Ongwediva-The Deputy Minister of Environment and Tourism, Tommy Nambahu, has called for cooperation between the environment ministry and communities so that they peacefully co-exist with wild animals.
He made the call yesterday following a spate of incidents in which farmers in the north illegally shot and killed at least six lions that had reportedly hunted and killed several of their cattle.
Nambahu visited the areas north of Etosha National Park to assess the condition of the game-proof fence and gauge the views of farmers who have been complaining about their animals being killed by lions, and elephants destroying their crop fields.
On Wednesday he undertook a fact-finding mission in the area next to Etosha where the lions had attacked livestock.
Cattle herders and police officers informed Nambahu that livestock are crossing freely into the park and wild animals are moving out, especially elephants and lions.
Nambahu observed that the fence is dilapidated and should be declared a national issue.

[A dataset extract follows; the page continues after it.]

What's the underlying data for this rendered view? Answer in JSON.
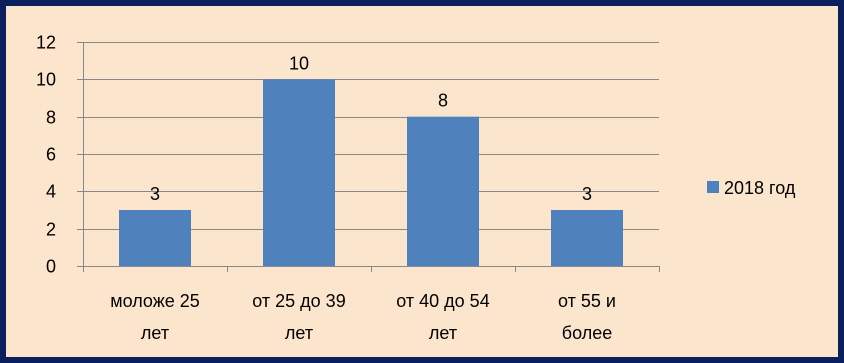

But he said the rehabilitation of the fence should not be left in the hands of the ministry alone, suggesting that communities should also come in as volunteers to assist in fixing it.
He started his visit at Onoolongo, north of Etosha National Park where part of the fence has collapsed making it easy for animals to move in and out of the park.
From there Nambahu proceeded to Okahao in Omusati Region, where he held a consultative meeting with farmers who are farming next to the national park.
Nambahu was accompanied by Okatyali Constituency Councillor Joseph Mupetami.